18 Lehrer aus dem Landkreis Miltenberg drückten als Vertreter der weiterführenden Schulen und der Mittelschulen am Nachmittag des 06. Dezember die Schulbank am Julius-Echter Gymnasium in Elsenfeld. Eingeladen hatte sie der Landrat unseres Landkreises, damit sie durch zwei kompetente Referenten Grundlegendes über die Wasserstoff-Technologie erfahren konnten. Dr. Roland Full, unser Jugend-forscht-Betreuungslehrer am JEG, und der pensionierte Industriechemiker Dr. Hans Strack aus Alzenau, der ehrenamtlich die Projektgruppe „Wasserstoff“ der Stadt Alzenau leitet, stellten ihr Wissen zur Verfügung. Sie engagieren sich auf diesem Gebiet, weil sie glauben, dass die Energiewende auch an Schulen thematisiert werden muss und weil sie der Überzeugung sind, dass die Wasserstoff-Technologie als Schlüsseltechnologie dieses Jahrhunderts nicht nur technische Vorbereitungen erfordert, sondern auch in den Köpfen der Menschen ankommen muss. Lehrer sind ihre Multiplikatoren, um den Kleinsten und Kleinen die faszinierenden Möglichkeiten des Wasserstoffs zu erklären.

Der Hilde-Domin-Saal verwandelte sich dabei in ein Chemie-Labor, in dem die Lehrer*innen an jedem Arbeitsplatz eine Fülle von Experimentiermaterialien erwartete. Als erfahrener Lehrerfortbildner hatte Full eine methodisch-didaktische Reihe mit 3 Experimenten für alle Schularten vorbereitet, die die Schüler*innen auf spielerische Art von der Knallgasreaktion zur solaren Wasserstoff-Technologie führen sollen. In einer Plastikpipette wurde die Minimal-Version einer Elektrolyse von Wasser durchgeführt und als es im Hilde-Domin Saal 18 mal bätschte, war das Experiment erfolgreich mit der Knallgasprobe abgeschlossen. Im zweiten Versuch bauten sich die Lehrer mit einfachsten Mitteln eine Brennstoffzelle zusammen, die nichts anderes als eine als kontrollierte Knallgas-Reaktion darstellt. Freude kam auf, als zum Schluss der Strom aus der Brennstoffzelle mit 2 Edelstahltopfreibern den Propeller eines kleinen Solarmotors zum Schnurren brachte.
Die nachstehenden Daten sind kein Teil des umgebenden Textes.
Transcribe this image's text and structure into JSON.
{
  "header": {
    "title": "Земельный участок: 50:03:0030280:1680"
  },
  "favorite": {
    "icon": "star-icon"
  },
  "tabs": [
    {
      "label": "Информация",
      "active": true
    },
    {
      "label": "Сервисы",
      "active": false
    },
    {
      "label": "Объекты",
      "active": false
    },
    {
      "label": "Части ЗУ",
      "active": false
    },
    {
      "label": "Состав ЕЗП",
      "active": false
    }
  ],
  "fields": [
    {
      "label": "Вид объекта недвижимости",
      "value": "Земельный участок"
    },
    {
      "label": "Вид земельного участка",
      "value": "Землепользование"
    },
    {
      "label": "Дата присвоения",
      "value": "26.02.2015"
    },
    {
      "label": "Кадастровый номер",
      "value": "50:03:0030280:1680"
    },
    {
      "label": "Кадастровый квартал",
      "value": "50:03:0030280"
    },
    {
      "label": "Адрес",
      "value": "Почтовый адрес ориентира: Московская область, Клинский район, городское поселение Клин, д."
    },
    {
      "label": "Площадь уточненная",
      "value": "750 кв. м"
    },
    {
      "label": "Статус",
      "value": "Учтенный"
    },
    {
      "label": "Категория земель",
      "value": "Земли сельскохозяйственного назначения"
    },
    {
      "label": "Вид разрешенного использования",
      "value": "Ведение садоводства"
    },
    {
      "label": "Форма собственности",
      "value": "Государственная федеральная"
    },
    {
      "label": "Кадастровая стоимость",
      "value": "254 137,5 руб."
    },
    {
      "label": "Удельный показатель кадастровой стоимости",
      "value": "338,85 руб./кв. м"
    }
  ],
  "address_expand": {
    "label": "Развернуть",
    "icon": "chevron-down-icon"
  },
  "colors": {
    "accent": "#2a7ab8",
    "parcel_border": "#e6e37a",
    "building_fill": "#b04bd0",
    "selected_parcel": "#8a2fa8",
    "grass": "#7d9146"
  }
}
Abschließend machte der Referent die anwesenden Lehrkräfte mit dem Solar-Wasserstoff-Lernset vertraut, wobei jeder von ihnen mit einem eigenen Experimentierkasten nach detaillierter Anleitung und Erklärung eine modellhafte Wasserstoff-Station aufbaute und betreib. Das vom Landratsamt Miltenberg beschaffte Lernset ging nach Ende der Veranstaltung in den Besitz der Schule über. Als Sponsor für weitere Experimentierkästen trat die EMB (Energieversorgung Miltenberg/Bürgstadt) auf, was die Kursteilnehmer mit viel Beifall quittierten. Der JEG-Freundeskreis spendete unserer Schule drei weitere Kästen, so dass es nun endlich mit dem Experimentiernen mit grünem Wasserstoffs losgehen kann.
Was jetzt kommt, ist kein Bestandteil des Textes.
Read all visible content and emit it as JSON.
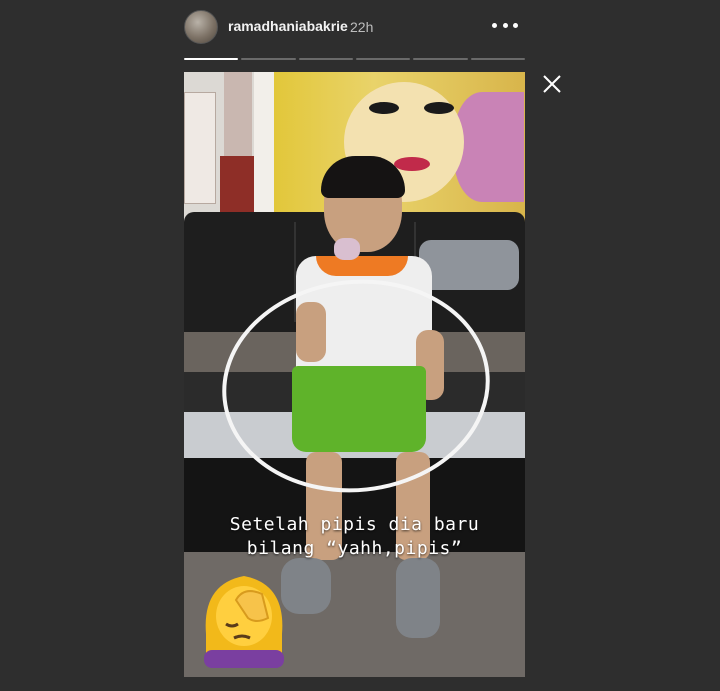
{
  "header": {
    "username": "ramadhaniabakrie",
    "time": "22h"
  },
  "progress": {
    "segments": 6,
    "active_index": 0
  },
  "story": {
    "caption_line1": "Setelah pipis dia baru",
    "caption_line2": "bilang “yahh,pipis”",
    "emoji": "face-palm-emoji",
    "circle_color": "#f5f5f5"
  },
  "icons": {
    "more": "more-horizontal-icon",
    "close": "close-icon"
  },
  "colors": {
    "background": "#2e2e2e",
    "progress_active": "#ffffff",
    "progress_inactive": "#6a6a6a"
  }
}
Nachdem Dr. Strack in seinem Referat die Grundzüge der Wasserstofftechnologie sehr anschaulich erläutert und über den Stand seiner Initiative in der Modellregion Alzenau berichtet hatte, ging eine Lehrerfortbildung zu einem hochaktuellen Thema unserer Zeit zu Ende, die alle Kursteilnehmer als sehr bereichernd empfanden. Deshalb sparten sie auch nicht mit Komplimenten für die Referenten und brachten ihren Dank mit einem kräftigen Applaus zum Ausdruck.